August 1, 2011 by Bob Hill
Posted in: closing, In this week's e-newsletter - Sales & Marketing, Industry Spotlight - Sales & Marketing, Latest News & Views - Sales & Marketing, sales management, Sales meeting ideas
Sales organizations that thrive know how to pinpoint where their best opportunities lie (and how to capitalize on them).
Here are four criteria the best in the business use to front-load their lead pipeline with high-probability prospects and put salespeople in the best position to win more business:
- Zero in on hot markets. Gather contact info for all of your buyers. Then use a map to pinpoint where those buyers are located. You can even take it a step further by using different color tacks based on how long each buyer’s been doing business with you (Or use Google Maps to maintain an interactive map online for all your salespeople). It’s a great way to identify where your “customer clusters” are located, and target more buyers in that area. Buyer testimonials are particularly helpful in situations like this because other companies in that region all know one another. Finally, if that region’s being handled by a sub par rep, reassign it immediately. Valuable prospects may be slipping through your fingers.
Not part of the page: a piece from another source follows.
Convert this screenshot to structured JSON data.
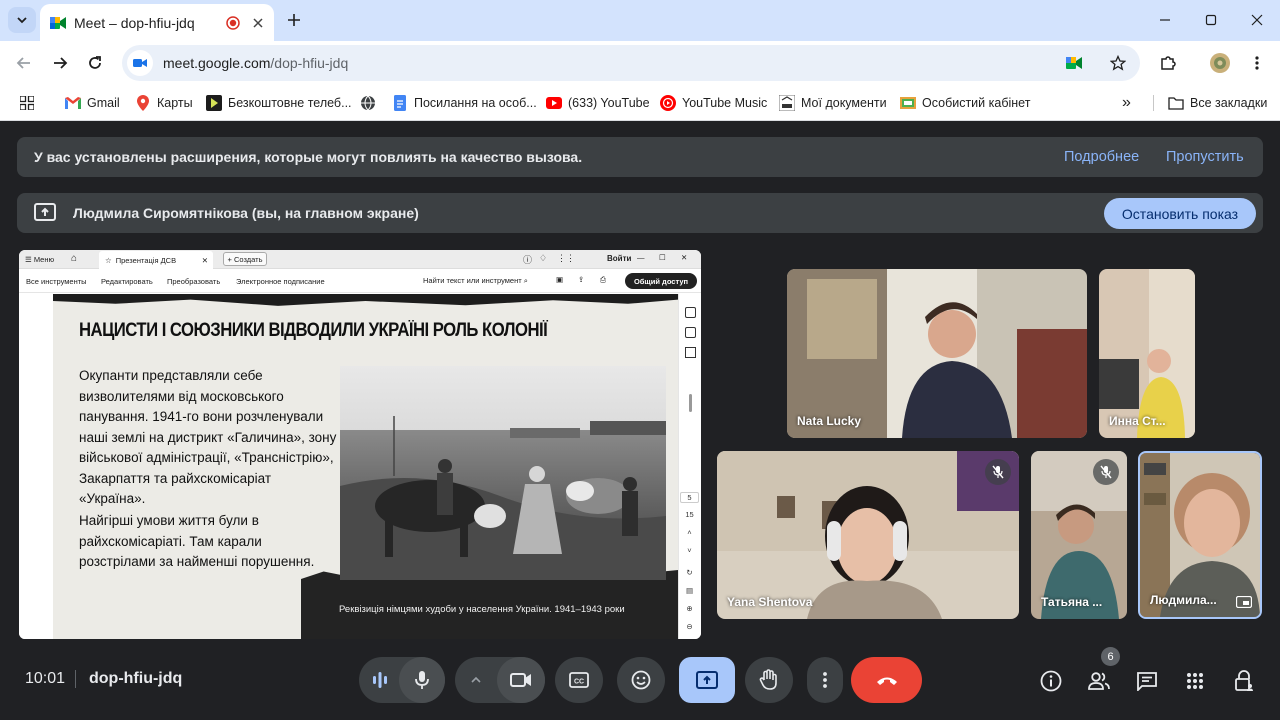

- Segment buyer loyalty by region. In addition to “customer clusters,” a lot of top sales organizations report that levels of buyer loyalty vary based on territory. This may be due to increased competition, superior (or poor) territory management or an unstable market. But once you identify the hot pockets, you may be able to boost repeat business by encouraging salespeople to make buyers in those regions a priority, perhaps even increasing the frequency with which you follow up with those buyers.
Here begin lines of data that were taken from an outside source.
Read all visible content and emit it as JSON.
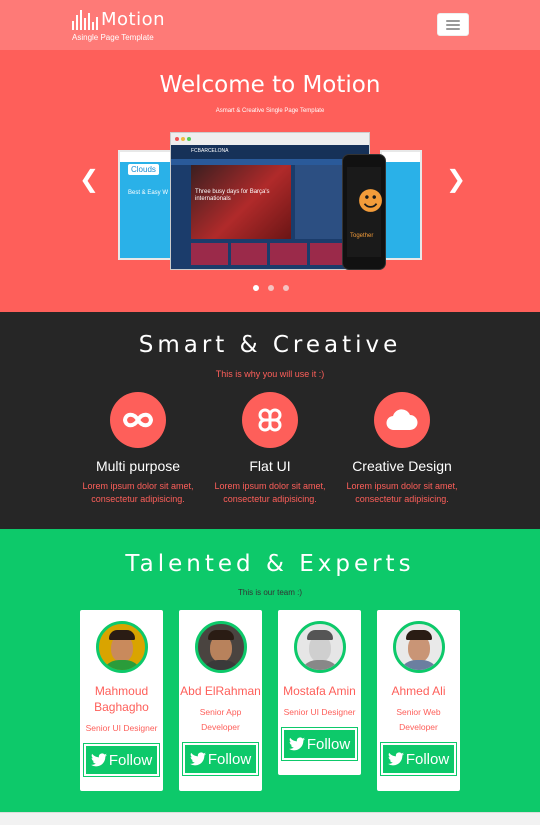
{
  "navbar": {
    "brand_name": "Motion",
    "brand_tagline": "Asingle Page Template",
    "menu_toggle": "menu-icon"
  },
  "hero": {
    "title": "Welcome to Motion",
    "subtitle": "Asmart & Creative Single Page Template",
    "slide_count": 3,
    "active_slide": 1,
    "mockup": {
      "left_screen_label": "Clouds",
      "left_screen_text": "Best & Easy W",
      "browser_brand": "FCBARCELONA",
      "browser_headline": "Three busy days for Barça's internationals",
      "phone_label": "Together"
    }
  },
  "smart": {
    "title": "Smart & Creative",
    "subtitle": "This is why you will use it :)",
    "features": [
      {
        "icon": "infinity-icon",
        "title": "Multi purpose",
        "desc_line1": "Lorem ipsum dolor sit amet,",
        "desc_line2": "consectetur adipisicing."
      },
      {
        "icon": "command-icon",
        "title": "Flat UI",
        "desc_line1": "Lorem ipsum dolor sit amet,",
        "desc_line2": "consectetur adipisicing."
      },
      {
        "icon": "cloud-icon",
        "title": "Creative Design",
        "desc_line1": "Lorem ipsum dolor sit amet,",
        "desc_line2": "consectetur adipisicing."
      }
    ]
  },
  "team": {
    "title": "Talented & Experts",
    "subtitle": "This is our team :)",
    "members": [
      {
        "name_line1": "Mahmoud",
        "name_line2": "Baghagho",
        "role_line1": "Senior UI Designer",
        "role_line2": "",
        "follow": "Follow"
      },
      {
        "name_line1": "Abd ElRahman",
        "name_line2": "",
        "role_line1": "Senior App",
        "role_line2": "Developer",
        "follow": "Follow"
      },
      {
        "name_line1": "Mostafa Amin",
        "name_line2": "",
        "role_line1": "Senior UI Designer",
        "role_line2": "",
        "follow": "Follow"
      },
      {
        "name_line1": "Ahmed Ali",
        "name_line2": "",
        "role_line1": "Senior Web",
        "role_line2": "Developer",
        "follow": "Follow"
      }
    ]
  },
  "colors": {
    "navbar": "#fe7a77",
    "hero": "#fe5f5a",
    "dark": "#262626",
    "accent": "#fe5f5a",
    "team_green": "#0dc96a"
  }
}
- Pay attention to annual revenues. Looking for SIC trends is always helpful when you’re trying to identify who your best prospects are. But what often provides more insight is determining what the average annual revenue for most of your buyers’ companies is.
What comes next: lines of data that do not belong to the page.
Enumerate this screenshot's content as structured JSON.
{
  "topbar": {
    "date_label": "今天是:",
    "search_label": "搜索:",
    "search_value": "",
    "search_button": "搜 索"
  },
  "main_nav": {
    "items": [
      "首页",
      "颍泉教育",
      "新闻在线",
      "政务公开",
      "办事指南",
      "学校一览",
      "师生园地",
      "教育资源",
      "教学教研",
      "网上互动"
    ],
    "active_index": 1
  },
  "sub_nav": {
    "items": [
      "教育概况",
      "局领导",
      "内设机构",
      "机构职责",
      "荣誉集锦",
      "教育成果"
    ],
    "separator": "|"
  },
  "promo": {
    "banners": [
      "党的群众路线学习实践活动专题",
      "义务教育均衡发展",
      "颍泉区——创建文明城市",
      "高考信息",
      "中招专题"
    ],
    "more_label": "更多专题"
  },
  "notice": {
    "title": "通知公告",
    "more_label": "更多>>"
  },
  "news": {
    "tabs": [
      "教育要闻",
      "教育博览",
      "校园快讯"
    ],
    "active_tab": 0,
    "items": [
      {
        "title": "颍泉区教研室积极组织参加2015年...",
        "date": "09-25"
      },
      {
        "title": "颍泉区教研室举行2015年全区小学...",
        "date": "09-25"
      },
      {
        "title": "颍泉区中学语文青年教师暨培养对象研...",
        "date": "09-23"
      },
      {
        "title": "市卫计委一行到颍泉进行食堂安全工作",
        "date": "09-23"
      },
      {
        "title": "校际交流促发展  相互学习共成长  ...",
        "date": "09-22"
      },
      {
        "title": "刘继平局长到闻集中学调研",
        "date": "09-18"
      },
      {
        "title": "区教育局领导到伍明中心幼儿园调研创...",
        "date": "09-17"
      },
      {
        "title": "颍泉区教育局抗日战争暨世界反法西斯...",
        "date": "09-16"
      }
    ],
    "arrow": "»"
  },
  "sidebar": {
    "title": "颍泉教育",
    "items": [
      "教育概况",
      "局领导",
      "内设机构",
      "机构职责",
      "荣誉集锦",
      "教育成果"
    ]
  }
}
- Calculate average volume per sale. Most sales managers know what their average volume per sale is, but very few do anything with that info. Salespeople could be losing valuable sales (or volume) if they don’t know when to try to upsell or cross-sell prospects (and when not to). Top managers use average volume per sale as a sort of price point. Salespeople can use that number to qualify prospects up front, asking if they have enough room in the budget to approve a purchase of $X. It’s a great way to speed up the sales cycle, avoid lengthy stalls, and (in the best case scenario) determine whether you’re dealing with a prospect who’s capable of making a big-ticket purchase.